In the same way that Hitchcock captured the poor qualities of Strangers but fundamentally changed the structure of Highsmith’s novel, so did the film adaptation of The Talented Mr. Ripley starring Matt Damon, Jude Law, and Gwyneth Paltrow, capture the stellar qualities of its source material while also changing the structure. With performances that match and even elevate the source material—for instance, Dickie’s girlfriend Marge, played by Paltrow, is given a much larger role than she has in the book—the film captures the electric scenes, enhanced by the visuals and performances, of some of the most uncanny and unnerving moments in the book. Ripley finding Dickie and Marge for the first time on the beach while still wearing his dress shoes. Dickie walking in on Ripley dressing up and pretending to be him stands out in both versions as one of the most layered and evocative scenes.

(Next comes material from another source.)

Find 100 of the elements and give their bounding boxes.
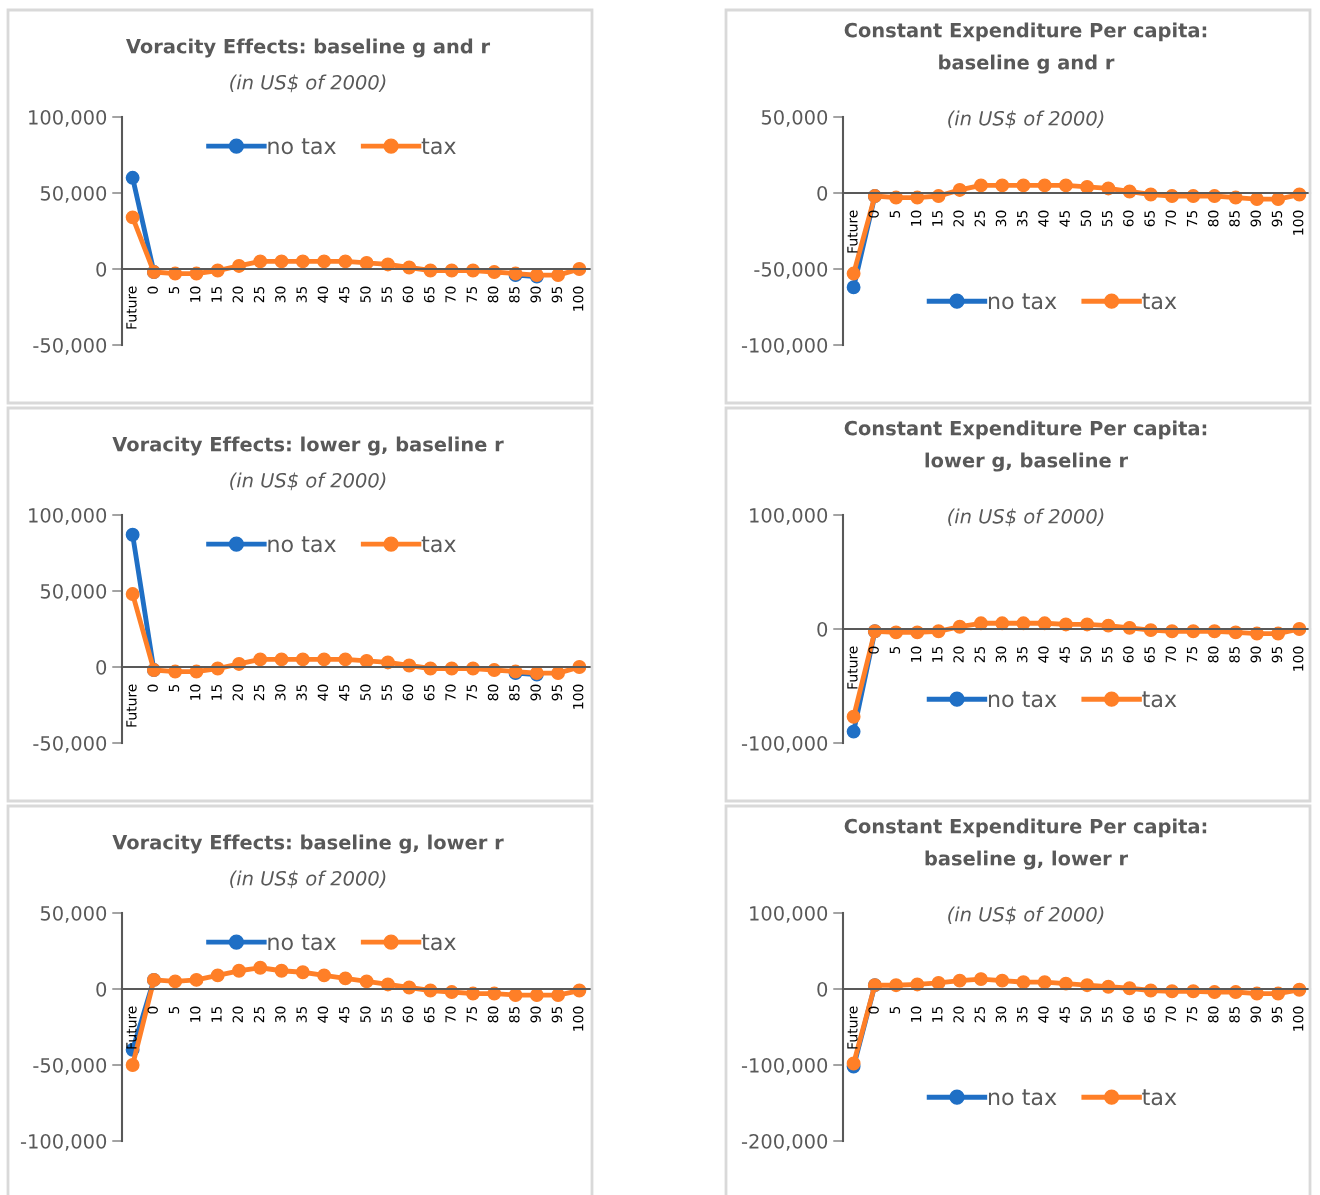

Where the movie strays in a very significant way is the explicit connection between Ripley’s homosexuality and his murderous rage. The “depraved homosexual” has long been a loathsome tv/film troupe (one that Hitchcock also made more central in his adaptation of Strangers on a Train!). But where the otherwise excellent film fails by fully indulging this noxious and reductive trope, Highsmith’s much more subtle touch and novelists’ sensibility shines. Although Ripley, it would seem, is queer in some way from the novel, Highsmith never explicitly spells out his sexuality. Highsmith leaves Ripley’s motivations and character clear but unanswerable, as wonderfully up for interpretation in the 21st century as it was in the 20th. This is exemplary of the timeless quality of Highsmith’s writing and her mastery of the form. It’s no wonder she would go on to write a total of five Ripley books over her career. It’s also no surprise after reading Ripley why writers come back to Highsmith again and again and why some of our most iconic murderous characters—from Hannibal Lector, to Patrick Bateman, to Amy Dunne—can be traced, in some ways, back to Highsmith’s trailblazing work.